Deciding whether to label Hamas a “terrorist organization” seems to be the lightning rod for controversy.

Hamas unequivocally used terrorist methods on October 7 by killing and kidnapping hundreds of innocents at a youth festival and several kibbutzes in southern Israel. Those would be infants and children; unarmed adults and seniors.

Hamas has sent suicide bombers to Israeli nightclubs. Hamas habitually uses terror tactics to get its way, so why the inhibition about the label?

The answer is that “terror” can be as loaded as it is descriptive for the reader. The loaded part, according to Emilie El Khoury, puts ordinary pro-Palestinian voices at an immediate disadvantage in public debate because they become associated with Hamas terrorism even if they don’t endorse Hamas, its violence or its objectives (which is to destroy the Israeli state). That’s a bit of a stretch, but it’s worth considering.

Personally I don’t care if news organizations call Hamas a terrorist organization. I think they are and I have deduced this from many news reports of their activities over the years.

But of course the terror-label is more than just a moral judgment on them and their activities: it’s newsworthy that other nation-states recognize or send military and civilian aid to Hamas, a de facto government that engages in terrorism.

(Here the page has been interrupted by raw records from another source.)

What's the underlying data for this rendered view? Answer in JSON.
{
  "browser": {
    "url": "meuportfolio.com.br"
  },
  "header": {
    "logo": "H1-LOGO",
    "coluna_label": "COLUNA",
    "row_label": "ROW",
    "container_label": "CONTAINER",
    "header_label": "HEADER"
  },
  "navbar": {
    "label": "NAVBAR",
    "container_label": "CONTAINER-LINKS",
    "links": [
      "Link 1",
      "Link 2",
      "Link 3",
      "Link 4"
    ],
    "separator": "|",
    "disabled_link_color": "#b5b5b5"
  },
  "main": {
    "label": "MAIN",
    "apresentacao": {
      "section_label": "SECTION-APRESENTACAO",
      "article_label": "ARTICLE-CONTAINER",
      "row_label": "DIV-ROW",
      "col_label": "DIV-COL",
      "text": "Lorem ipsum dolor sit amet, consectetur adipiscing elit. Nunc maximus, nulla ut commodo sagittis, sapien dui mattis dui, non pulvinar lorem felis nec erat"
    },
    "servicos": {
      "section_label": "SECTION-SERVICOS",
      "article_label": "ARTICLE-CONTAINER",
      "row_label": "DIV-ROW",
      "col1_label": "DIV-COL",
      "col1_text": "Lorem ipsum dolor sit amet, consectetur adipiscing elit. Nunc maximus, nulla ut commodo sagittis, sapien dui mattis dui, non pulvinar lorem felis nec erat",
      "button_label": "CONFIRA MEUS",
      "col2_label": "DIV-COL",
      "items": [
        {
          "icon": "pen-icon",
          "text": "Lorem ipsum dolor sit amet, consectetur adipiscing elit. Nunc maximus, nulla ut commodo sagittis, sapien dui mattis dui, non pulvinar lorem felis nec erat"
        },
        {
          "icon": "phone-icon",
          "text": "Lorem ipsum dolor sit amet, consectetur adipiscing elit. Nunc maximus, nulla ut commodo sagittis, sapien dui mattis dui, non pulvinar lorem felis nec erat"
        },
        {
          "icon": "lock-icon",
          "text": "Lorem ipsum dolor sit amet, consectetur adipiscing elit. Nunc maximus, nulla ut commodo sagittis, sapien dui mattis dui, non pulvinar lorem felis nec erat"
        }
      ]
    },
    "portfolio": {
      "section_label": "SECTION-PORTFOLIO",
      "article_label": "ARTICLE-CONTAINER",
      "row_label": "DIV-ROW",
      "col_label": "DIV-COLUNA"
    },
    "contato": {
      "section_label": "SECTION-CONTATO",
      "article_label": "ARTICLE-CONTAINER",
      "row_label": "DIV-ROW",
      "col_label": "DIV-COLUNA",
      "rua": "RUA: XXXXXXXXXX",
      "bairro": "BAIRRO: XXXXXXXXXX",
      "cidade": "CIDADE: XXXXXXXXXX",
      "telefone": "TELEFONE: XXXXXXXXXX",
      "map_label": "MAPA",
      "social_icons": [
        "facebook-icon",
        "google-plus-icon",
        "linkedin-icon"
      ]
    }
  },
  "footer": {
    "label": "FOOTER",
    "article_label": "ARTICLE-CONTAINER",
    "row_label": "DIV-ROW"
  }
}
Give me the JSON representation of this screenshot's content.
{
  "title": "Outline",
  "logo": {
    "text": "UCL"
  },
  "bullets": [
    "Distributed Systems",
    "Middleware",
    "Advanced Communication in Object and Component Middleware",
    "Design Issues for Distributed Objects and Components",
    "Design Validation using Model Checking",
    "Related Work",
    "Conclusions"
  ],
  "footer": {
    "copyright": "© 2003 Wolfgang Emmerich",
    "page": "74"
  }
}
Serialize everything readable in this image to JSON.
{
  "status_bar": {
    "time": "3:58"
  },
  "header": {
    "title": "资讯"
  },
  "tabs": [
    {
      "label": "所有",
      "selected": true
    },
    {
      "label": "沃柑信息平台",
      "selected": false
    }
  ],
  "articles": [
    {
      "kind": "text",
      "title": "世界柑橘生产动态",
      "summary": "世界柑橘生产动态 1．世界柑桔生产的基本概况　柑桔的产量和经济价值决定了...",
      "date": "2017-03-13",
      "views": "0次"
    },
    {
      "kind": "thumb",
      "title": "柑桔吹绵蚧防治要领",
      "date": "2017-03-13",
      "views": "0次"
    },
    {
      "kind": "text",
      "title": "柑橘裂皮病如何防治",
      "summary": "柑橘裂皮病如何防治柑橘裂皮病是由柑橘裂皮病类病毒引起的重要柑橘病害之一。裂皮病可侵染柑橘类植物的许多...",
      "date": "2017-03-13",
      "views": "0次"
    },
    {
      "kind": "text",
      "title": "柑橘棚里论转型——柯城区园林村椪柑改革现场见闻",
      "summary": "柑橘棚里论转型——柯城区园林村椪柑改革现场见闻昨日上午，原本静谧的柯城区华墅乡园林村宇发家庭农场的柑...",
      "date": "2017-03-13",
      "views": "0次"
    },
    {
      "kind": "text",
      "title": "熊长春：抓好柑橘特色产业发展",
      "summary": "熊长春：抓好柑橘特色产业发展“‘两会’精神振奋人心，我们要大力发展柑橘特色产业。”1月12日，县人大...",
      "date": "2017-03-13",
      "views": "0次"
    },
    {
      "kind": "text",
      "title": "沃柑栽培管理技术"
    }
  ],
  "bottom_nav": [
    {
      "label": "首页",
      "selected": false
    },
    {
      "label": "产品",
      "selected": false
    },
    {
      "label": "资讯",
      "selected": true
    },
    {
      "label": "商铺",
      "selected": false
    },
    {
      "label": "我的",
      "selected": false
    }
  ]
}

What I do mind is news organizations falling back into euphemisms that sanitize what Hamas does or who they are. For example, the headline on the BBC explainer of its editorial policy refers to “Hamas militants.” I think we can agree, Hamas are not just militants. Better just to refer to Hamas as “Hamas.” You wouldn’t describe the 9/11 attack in New York as a “militant” attack.

But we should take seriously the BBC/CBC view that it is best for journalists to avoid judgmental or conclusionary vocabulary if possible, so as not to turn away readers who don’t like the judgment but need to learn what the facts really are. Canadian journalism academic Ivor Shapiro has a good piece on this.

To illustrate the point, consider the BBC News coverage of the tragedy of an explosion at Al-Ahli Hospital in Gaza and the resulting mass casualties, initially reported as an Israeli air strike.

The BBC interviewed military experts and, in the resulting article, said that while the evidence of blame was inconclusive there exists the strong possibility the explosion was the result of a misfired rocket that did not originate in Israel.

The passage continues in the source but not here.